Por fim, caso a sintomatologia não esteja adequadamente controlada com tratamento tópico, o passo seguinte será a terapêutica sistémica (comprimidos ou injeções). Os fármacos empiricamente mais tentados para o prurido são os anti-histamínicos (que “neutralizam” a histamina, cuja libertação induz prurido). Ora acontece que a histamina não parece desempenhar um papel importante na dermatite atópica. A evidência científica disponível não demonstra eficácia significativa dos anti-histamínicos no prurido da dermatite atópica - na maioria dos estudos, a melhoria ocorre mais pelo efeito sedativo (com sono mais pesado coça-se menos) do que por efeito antipruriginoso. Tratando-se de medicamentos seguros e habitualmente bem tolerados, será lícito tentá-los - mas se não se obtiver grande alívio, está explicado o motivo.

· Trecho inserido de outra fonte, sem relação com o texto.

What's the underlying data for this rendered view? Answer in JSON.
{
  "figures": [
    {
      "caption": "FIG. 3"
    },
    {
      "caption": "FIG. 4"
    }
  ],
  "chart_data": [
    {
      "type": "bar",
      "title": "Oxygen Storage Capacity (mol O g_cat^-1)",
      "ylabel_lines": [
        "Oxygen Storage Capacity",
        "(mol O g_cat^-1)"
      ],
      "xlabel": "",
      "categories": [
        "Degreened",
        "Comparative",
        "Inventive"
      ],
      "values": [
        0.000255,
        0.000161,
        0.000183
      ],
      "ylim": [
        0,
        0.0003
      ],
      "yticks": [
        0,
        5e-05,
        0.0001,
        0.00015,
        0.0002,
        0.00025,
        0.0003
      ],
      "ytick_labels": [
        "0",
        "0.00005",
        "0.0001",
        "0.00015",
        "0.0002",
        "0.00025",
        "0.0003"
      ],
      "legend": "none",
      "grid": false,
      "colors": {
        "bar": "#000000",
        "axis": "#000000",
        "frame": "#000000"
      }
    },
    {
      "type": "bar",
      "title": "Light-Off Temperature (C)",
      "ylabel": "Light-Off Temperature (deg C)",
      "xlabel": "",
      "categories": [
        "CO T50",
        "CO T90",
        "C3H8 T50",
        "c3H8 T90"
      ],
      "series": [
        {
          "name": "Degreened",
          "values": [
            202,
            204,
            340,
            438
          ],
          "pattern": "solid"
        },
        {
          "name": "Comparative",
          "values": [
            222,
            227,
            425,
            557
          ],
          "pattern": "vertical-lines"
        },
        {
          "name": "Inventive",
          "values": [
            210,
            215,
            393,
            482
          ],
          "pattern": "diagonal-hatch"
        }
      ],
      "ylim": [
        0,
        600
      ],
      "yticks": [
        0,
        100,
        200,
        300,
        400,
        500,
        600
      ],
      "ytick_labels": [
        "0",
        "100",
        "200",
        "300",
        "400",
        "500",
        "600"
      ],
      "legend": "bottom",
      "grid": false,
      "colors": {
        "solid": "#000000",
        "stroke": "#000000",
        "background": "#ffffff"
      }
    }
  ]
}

Existem, contudo, outros tratamentos para a dermatite atópica moderada a grave, com melhores resultados, dado que através da sua ação imunossupressora ou imunomoduladora (trocando por miúdos, “acalmando” os soldados que fazem a inflamação) vão permitir, na maioria dos casos refratários, minimizar os sintomas quando as restantes terapêuticas falharam. Em nome da qualidade de vida de quem vive com dermatite atópica.
Um artigo da médica Ana Brasileiro, especialista em Dermatologia.